Recentemente nós vivemos em uma era onde a cultura do entretenimento está sendo revisada como um todo. O que mais está em foco é a desconstrução e reformulação dos estereótipos e papéis de gêneros e sexualidade. Os personagens deixaram de ser simples “figuras inventadas” e passam a representar um grupo, um estilo de vida. Às vezes isso é ótimo, porém, outras vezes, pode ser péssimo, pois coloca uma carga que a própria história não se propõe. Exemplo: Um negro no filme acaba representando todos, mesmo com a produção não tendo essa proposta. Uma ideia absurda, pois ser negro é só uma das várias características que uma pessoa pode ter. Mas alguns filmes querem justamente representar tais grupos, então os negros, mulheres, gays, etc. são representados através de um, ou alguns, personagens. Gostosas Lindas e Sexies tem a proposta de levar à tela as mulheres acima do peso e colocá-las como protagonistas. A representação da mulher é um dos temas mais relevantes (junto com a representação dos negros e dos Lgbt) e é mais do que natural que filmes como estes comecem a surgir para tentar derrubar certos paradigmas e estereótipos que estão em nosso dia a dia.

O grande problema desse filme é justamente abraçar essa proposta e não conseguir executá-la. É impressionante como ele consegue reforçar grande parte dos preconceitos que se propõem a derrubar. O filme é do gênero comédia e conta a história de quatro amigas, todas acima do peso, passeando um pouco pela vida delas e os problemas que cada uma enfrenta.

Gostosas Lindas e Sexies consegue falhar tanto em passar sua mensagem quanto em sua comédia. Para evidenciar isso melhor vamos olhar cada uma das quatro protagonistas de cada vez.

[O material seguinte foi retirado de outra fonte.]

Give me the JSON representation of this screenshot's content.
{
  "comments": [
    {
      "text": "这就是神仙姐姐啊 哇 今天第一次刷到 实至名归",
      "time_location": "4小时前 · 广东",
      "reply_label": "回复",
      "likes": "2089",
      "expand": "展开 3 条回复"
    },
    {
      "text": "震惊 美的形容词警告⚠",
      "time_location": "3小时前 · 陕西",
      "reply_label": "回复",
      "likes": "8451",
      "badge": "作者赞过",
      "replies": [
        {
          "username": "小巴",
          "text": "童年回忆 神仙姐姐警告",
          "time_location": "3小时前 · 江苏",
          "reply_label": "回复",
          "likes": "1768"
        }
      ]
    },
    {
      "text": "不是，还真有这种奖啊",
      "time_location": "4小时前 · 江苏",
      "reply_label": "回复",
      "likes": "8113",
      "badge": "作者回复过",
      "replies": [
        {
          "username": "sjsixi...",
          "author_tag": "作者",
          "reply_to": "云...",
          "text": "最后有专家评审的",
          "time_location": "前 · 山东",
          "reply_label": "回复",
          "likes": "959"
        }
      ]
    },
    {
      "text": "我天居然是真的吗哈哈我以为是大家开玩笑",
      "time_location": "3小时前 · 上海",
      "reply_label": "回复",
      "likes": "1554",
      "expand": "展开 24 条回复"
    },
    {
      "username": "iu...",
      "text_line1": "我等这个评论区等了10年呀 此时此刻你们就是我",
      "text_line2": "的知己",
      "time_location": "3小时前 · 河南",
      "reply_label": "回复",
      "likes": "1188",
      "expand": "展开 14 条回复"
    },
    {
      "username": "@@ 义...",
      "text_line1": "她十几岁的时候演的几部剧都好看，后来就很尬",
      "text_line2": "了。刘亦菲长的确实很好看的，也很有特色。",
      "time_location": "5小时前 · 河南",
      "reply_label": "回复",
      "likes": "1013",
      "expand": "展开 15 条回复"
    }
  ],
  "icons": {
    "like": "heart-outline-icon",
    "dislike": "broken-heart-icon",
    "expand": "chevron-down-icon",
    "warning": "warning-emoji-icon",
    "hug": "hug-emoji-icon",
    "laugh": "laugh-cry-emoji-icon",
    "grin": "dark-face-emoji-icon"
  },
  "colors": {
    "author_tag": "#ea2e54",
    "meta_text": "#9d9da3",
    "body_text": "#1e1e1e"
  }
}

Beatriz (interpretada por Carolina Figueiredo): É a que recebe mais tempo de tela e entre todas as quatro é a “mais protagonista”.  Ela trabalha numa revista sobre saúde e boa forma e tem pretensões a ser uma escritora/blogueira. Mora junto com o típico homem que é uma fantasia adolescente da figura masculina perfeita.  Seu único conflito é escolher entre dois caras, ambos totalmente dentro dos padrões de beleza, enquanto ela mesma “sofre” com diversos ataques de companheiras de trabalho. Ela ganha bem, é sexualmente ativa, todos os homens parecem se interessar por ela, mas por algum motivo o filme tenta mostrar que ela sofre muito com o comentário de duas mulheres que ela nem sequer é amiga, ou nutre algum sentimento positivo. Para completar sua geladeira fala com ela, humilhando-a dizendo que Beatriz é gorda, algo totalmente desconexo com o resto do filme. Quando eu digo que ela fala com a geladeira, não estou me referindo a uma forma metafórica. Seu namorado chega a observar uma das conversas e ela se comporta como se isso fosse normal.

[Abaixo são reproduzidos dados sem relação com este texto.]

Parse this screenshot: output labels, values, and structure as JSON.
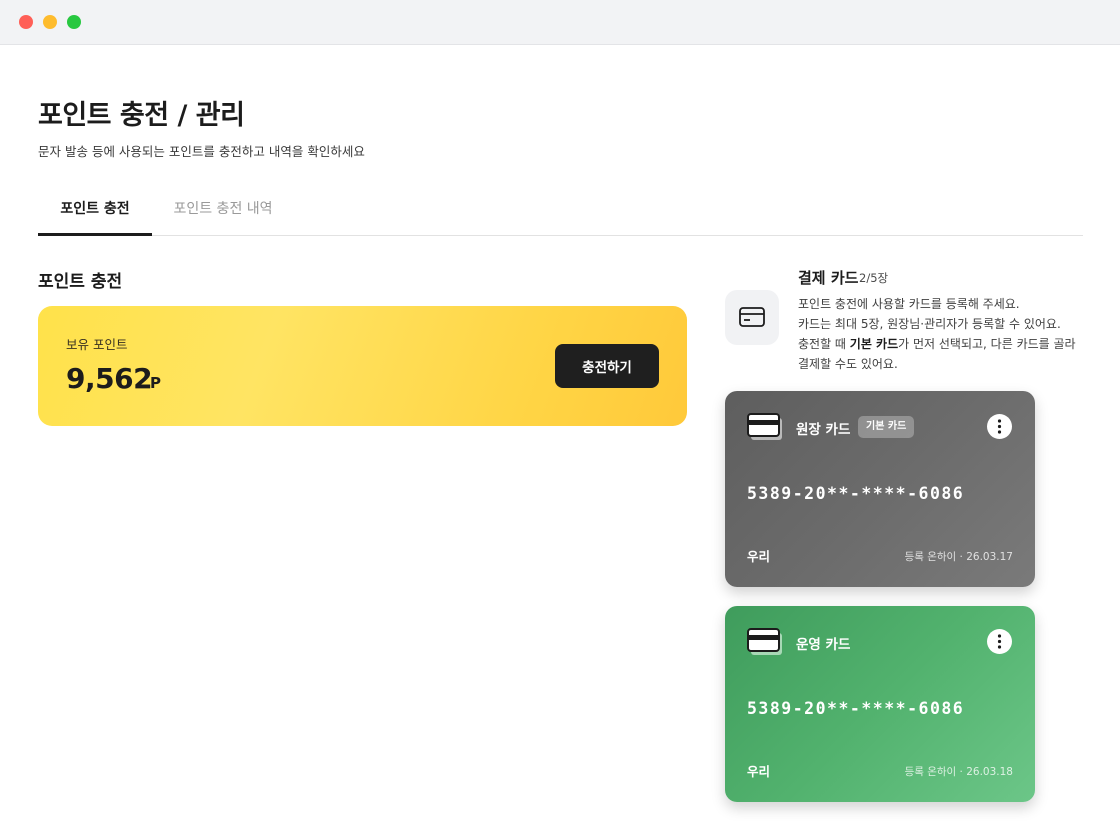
{
  "window": {
    "controls": [
      "close",
      "minimize",
      "maximize"
    ]
  },
  "page": {
    "title": "포인트 충전 / 관리",
    "subtitle": "문자 발송 등에 사용되는 포인트를 충전하고 내역을 확인하세요"
  },
  "tabs": [
    {
      "label": "포인트 충전",
      "active": true
    },
    {
      "label": "포인트 충전 내역",
      "active": false
    }
  ],
  "charge": {
    "section_title": "포인트 충전",
    "balance_label": "보유 포인트",
    "balance_value": "9,562",
    "balance_unit": "P",
    "charge_button": "충전하기",
    "card_color": "#ffdf4a"
  },
  "payment": {
    "title": "결제 카드",
    "count": "2/5장",
    "icon": "credit-card-icon",
    "desc_line1": "포인트 충전에 사용할 카드를 등록해 주세요.",
    "desc_line2": "카드는 최대 5장, 원장님·관리자가 등록할 수 있어요.",
    "desc_line3_pre": "충전할 때 ",
    "desc_line3_bold": "기본 카드",
    "desc_line3_post": "가 먼저 선택되고, 다른 카드를 골라",
    "desc_line4": "결제할 수도 있어요.",
    "cards": [
      {
        "name": "원장 카드",
        "badge": "기본 카드",
        "number": "5389-20**-****-6086",
        "bank": "우리",
        "meta": "등록 온하이 · 26.03.17",
        "color": "#6b6b6b"
      },
      {
        "name": "운영 카드",
        "number": "5389-20**-****-6086",
        "bank": "우리",
        "meta": "등록 온하이 · 26.03.18",
        "color": "#52b26e"
      }
    ]
  }
}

Ivone (interpretada por Cacau Prótassio): Talvez a atriz mais relevante das quatro. Já conhecida pelo seu trabalho no programa de televisão “Vai que Cola” e na adaptação para o cinema do mesmo programa. Ivone é dona de uma enorme rede de salões de beleza e possui dois filhos, que ela não sabe quem são os pais. Assim como todas as outras protagonistas ela deseja um homem em sua vida onde só há espaço para negócios. A atriz é ótima, mas o roteiro não ajuda e sua trama pessoal é uma das mais bizarras, quase beirando ao absurdo completo. O talento da atriz não consegue saltar no meio das péssimas falas e situações ainda piores.

Marilu (Mariana Xavier): Consegue ser a pior personagem de todas. Sua única característica é, basicamente, demonstrar interesse sexual por todos os homens que entram em cena. Absolutamente todos. Isso inclui namorados das amigas. Sua personagem é tão exagerada que ela demonstra interesse sexual por pessoas que ela conheceu há dois segundos. Sua personagem não possui nenhum tipo de arco ou modificação. Ela é uma tentativa torta de mostrar uma mulher dona da própria sexualidade que não se prende aos padrões sociais, mas isso é feito de forma tão exagerada que parece uma caricatura de alguém que, literalmente, só consegue falar sobre sexo de forma pouco criativa.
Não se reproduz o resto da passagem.